Get 'im, stilt-wookiee!Intrepid Girl Reporter was at the meeting for some reason, and she decides to follow Mr. Zachary on the sly. Mostly, this involves hiking precariously through the snow for hours on end. Eventually she’s joined by the Coroner’s Son—also suspicious; also spying on Zachary. They’re attacked by a chitinous venom monster, which falls over and dies when Zachary appears with an amp playing loud, high-pitched noises. He berates them for almost spoiling his monster trap and warns them to stay away in the future.

Meanwhile the Mayor is attacked and killed in his own back yard by a wookiee-esque creature on stilts. A young girl (Make-Out Girl from the opening scene) happens to be walking by and runs away screaming. The sheriff rescues her, but his car gets stuck in the snow. They retreat to the mayor’s house until the rest of the cast arrives. Once again, Their Weapons Are Useless™, but Zachary arrives last with a dart gun full of alien venom extracted from his first kill. The second monster goes down.

One monster remains, and Intrepid Girl Reporter wanders out into the snow to witness its demise. The life-sucking, stop motion ghost iguana puts up a fight, but eventually a wounded Zachary brings it down with a large stick. Realizing that he has an audience, he steps into the shadows and warns Girl Reporter to stay away. You see, he’s not really an astronomer/adventurer/etc. He’s actually an alien peacekeeper, and the fight with the ghost iguana has ruined his disguise. Girl Reporter sees his hideous true form and shrieks in terror.

Meanwhile, the sheriff has made calls to the local observatory, disproving Zachary’s astronomer claims. He comes out into the woods after him, hears Girl Reporter’s screams and shoots Alien Zachary dead.

Thoughts:

Alien bon vivant, extraordinaire.Snow is really hard to walk on, even if you’re used to it. Between the inherent slipperiness and the way it shifts under your feet, you don’t generally go on to the next step until you’re really sure about the one you just took. This makes walking any distance over it a slow and tedious process. In The Alien Factor, it’s a slow and tedious process filmed repeatedly for excruciating lengths of time. By the end, you will no longer have to surmise, but have actual, certain knowledge that The Mayor, Mr. Zachary, Coroner’s Son, and especially Girl Reporter all know how to walk on snow. Hopefully this knowledge will enrich your life in some way. I’m still waiting for it to enrich mine.

That’s the main strike against the film, and it’s a pretty significant strike. In the plus column, it has a halfway decent premise pushed into a reasonably engaging story. In a column of an even more positive nature, the monsters look pretty good, especially for a no-budget seventies horror. My favorite thing about the movie, however, is that the acting, writing and sets/cinematography are all awful. And by “awful” I mean, “transcendently, gloriously, hilariously awful.” Walking scenes or no, The Alien Factor is one of those wonderful, cosmic accidents that happen only occasionally when an amateur filmmaker’s enthusiasm pushes him to reach far, far beyond his grasp. Even real professionals attempting bona fide badness cannot match this level of entertainment value. This movie’s so much fun it’s actually Ed Wood-esque.

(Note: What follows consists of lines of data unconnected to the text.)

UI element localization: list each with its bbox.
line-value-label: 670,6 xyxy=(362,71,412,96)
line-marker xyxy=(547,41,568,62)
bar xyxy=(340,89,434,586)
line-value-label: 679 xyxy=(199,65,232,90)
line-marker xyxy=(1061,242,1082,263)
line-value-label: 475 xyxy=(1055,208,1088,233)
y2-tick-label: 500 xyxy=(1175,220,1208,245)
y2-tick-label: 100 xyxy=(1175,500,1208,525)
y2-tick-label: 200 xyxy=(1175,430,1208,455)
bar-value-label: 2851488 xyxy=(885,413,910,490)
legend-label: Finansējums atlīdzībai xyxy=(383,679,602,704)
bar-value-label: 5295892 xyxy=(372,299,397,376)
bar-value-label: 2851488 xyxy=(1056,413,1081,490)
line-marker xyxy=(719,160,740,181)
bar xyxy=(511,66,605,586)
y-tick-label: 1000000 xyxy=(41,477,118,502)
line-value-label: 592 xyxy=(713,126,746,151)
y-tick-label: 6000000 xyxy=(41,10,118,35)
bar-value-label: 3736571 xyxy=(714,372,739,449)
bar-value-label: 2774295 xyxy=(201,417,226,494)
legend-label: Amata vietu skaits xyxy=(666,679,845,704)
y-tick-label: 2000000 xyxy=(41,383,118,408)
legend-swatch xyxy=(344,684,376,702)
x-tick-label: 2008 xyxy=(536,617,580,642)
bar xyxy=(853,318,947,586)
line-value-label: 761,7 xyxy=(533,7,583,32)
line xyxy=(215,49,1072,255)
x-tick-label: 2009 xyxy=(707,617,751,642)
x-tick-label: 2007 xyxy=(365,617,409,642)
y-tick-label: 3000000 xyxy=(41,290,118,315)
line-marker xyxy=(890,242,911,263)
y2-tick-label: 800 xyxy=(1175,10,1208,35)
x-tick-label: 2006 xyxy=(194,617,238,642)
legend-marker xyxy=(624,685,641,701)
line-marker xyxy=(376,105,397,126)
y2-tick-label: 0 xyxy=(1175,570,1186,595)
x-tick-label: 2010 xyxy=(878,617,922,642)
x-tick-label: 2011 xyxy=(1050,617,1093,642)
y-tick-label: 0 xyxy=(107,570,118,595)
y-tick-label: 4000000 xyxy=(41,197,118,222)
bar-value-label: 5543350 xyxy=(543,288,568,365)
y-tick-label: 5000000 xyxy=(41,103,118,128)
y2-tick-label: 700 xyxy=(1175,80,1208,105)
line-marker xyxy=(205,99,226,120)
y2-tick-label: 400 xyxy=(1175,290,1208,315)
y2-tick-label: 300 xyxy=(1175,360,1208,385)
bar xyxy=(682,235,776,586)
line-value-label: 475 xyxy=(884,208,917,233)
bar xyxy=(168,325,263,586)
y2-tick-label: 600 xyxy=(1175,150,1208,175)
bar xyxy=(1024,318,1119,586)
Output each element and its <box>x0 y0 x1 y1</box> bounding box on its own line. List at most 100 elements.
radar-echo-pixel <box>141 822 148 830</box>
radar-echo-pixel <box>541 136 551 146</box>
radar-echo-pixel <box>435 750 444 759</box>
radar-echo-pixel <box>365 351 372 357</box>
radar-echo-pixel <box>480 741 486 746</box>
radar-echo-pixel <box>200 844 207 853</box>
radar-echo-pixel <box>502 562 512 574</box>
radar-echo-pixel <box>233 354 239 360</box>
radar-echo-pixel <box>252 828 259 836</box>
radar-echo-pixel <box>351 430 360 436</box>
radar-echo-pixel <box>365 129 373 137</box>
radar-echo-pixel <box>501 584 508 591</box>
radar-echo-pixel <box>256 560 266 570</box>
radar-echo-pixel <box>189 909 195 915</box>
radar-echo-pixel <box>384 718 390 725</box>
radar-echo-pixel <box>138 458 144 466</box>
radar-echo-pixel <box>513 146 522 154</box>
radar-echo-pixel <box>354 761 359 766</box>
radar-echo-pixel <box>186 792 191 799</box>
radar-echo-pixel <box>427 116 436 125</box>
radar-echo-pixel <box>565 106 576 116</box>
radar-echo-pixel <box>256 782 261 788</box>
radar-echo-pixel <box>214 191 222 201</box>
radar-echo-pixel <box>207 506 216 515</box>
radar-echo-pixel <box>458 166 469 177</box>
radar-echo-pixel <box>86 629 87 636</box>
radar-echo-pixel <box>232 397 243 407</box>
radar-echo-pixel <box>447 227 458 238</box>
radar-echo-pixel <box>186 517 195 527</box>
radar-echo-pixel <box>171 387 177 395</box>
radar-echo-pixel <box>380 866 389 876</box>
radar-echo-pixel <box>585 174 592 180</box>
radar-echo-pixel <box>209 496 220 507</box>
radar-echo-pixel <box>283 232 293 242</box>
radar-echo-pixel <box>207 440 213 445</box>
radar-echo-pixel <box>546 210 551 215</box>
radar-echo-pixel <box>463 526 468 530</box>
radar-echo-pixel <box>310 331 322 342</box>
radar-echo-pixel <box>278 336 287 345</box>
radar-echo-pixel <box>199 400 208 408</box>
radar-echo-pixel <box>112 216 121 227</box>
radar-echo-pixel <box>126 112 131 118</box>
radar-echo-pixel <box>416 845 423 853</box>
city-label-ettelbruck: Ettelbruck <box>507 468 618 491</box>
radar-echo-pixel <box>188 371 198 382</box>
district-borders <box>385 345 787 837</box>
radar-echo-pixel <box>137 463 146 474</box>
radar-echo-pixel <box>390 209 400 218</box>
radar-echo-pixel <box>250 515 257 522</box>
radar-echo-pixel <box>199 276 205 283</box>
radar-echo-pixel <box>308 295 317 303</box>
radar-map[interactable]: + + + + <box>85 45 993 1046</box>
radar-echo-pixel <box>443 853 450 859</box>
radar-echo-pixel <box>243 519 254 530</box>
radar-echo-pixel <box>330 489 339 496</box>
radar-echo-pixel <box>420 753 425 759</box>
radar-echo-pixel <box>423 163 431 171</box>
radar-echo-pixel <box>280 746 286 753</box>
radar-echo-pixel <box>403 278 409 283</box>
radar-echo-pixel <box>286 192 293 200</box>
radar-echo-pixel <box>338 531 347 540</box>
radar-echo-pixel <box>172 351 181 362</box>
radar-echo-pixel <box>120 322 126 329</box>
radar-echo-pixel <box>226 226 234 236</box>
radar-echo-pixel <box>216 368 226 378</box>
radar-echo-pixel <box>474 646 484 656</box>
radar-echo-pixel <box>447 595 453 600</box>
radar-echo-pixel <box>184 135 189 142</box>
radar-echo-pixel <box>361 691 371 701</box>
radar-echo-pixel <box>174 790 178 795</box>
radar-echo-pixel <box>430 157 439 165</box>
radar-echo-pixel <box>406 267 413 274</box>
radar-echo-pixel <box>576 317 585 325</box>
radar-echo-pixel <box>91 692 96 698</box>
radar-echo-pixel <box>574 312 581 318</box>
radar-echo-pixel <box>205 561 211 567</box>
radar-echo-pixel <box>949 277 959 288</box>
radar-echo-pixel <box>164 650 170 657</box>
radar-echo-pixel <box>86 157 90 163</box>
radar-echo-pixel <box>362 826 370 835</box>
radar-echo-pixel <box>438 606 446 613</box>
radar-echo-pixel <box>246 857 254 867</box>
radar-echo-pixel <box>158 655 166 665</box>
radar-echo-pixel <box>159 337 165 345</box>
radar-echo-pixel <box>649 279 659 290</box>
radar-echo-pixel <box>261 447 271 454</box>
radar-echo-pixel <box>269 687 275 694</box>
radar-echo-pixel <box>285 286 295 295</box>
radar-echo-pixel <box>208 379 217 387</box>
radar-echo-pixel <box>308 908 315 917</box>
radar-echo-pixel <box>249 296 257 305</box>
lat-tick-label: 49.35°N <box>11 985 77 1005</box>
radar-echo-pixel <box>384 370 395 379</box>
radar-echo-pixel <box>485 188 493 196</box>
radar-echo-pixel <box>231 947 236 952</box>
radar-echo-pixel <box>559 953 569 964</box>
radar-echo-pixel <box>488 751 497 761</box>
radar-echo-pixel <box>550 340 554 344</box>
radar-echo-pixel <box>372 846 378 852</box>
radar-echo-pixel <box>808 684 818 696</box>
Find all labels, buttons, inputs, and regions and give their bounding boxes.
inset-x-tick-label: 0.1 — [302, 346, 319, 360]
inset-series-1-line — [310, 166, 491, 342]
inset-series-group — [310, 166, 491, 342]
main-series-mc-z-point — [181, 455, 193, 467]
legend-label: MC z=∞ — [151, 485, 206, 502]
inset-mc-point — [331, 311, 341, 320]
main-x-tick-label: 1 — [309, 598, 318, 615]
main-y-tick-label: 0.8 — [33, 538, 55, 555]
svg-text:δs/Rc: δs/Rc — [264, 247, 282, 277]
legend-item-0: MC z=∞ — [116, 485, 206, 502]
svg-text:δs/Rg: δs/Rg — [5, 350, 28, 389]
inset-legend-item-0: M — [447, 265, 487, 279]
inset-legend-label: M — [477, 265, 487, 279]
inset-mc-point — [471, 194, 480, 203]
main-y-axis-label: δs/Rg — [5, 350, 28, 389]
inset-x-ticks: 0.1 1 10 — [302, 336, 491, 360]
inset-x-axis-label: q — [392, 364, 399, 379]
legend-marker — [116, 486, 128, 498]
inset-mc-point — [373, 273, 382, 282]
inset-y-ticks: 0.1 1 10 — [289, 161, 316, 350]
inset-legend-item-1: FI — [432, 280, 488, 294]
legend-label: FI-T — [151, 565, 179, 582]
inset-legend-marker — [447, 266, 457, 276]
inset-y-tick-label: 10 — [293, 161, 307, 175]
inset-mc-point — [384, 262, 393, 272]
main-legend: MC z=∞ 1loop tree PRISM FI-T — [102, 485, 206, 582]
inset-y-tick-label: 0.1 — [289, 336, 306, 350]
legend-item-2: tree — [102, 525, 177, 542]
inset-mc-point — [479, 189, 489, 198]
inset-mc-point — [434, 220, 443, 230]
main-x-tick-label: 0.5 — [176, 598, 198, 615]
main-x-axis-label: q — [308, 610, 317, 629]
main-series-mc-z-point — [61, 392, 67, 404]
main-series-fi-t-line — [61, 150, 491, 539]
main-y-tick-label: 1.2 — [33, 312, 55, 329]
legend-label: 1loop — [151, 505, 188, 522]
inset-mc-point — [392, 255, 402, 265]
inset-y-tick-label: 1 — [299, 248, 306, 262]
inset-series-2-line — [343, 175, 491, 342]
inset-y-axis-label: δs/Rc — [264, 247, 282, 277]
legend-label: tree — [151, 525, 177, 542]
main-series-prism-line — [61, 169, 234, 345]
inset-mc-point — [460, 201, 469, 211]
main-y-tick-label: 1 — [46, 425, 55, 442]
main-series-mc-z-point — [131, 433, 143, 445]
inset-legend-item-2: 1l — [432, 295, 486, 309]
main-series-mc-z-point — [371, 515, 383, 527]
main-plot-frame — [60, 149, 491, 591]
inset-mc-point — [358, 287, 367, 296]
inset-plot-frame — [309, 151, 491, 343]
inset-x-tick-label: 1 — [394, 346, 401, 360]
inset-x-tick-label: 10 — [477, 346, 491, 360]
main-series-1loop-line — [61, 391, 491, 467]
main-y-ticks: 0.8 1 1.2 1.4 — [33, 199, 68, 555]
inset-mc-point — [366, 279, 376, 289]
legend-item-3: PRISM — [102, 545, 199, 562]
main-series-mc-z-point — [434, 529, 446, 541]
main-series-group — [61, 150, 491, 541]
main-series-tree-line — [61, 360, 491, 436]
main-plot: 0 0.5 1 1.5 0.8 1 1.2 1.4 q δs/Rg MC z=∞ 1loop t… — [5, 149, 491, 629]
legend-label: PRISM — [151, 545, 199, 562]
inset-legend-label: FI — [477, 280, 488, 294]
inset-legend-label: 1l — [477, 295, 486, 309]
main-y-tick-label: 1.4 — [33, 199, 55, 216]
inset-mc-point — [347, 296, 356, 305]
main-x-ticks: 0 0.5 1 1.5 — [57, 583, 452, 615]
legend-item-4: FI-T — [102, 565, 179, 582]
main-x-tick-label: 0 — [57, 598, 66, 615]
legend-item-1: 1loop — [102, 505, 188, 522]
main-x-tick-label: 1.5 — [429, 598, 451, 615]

The endless walking scenes are boring and remain so, but the riffers (mainly Joel) fill these silences with a variety of patter-based routines, taking most of the bite out of the tedium. When the plot swings back into action, though, the movie’s pretty much made for riffing. Upon seeing the obviously fake sheriff vehicle, Trace wants to know, “Has there ever been a two-door cop car?” The oddly slow, vaguely musical siren prompts Frank to call it, “The most depressing ice cream truck ever.” Odd sound effects accompany our first introduction to the Girl Reporter, and Joel asks, “Is she typing on the head of a snare drum?” The town in general is so drab, J. Elvis says, “It’s like telling a clinically depressed person to draw how they feel.” Strange Casio noises follow the movie every step of the way, leading Mary Jo to ask, “What is the difference between music and sound effects in this movie?” With the riffing, The Alien Factor is often amusing, often hilarious, and only rarely dull.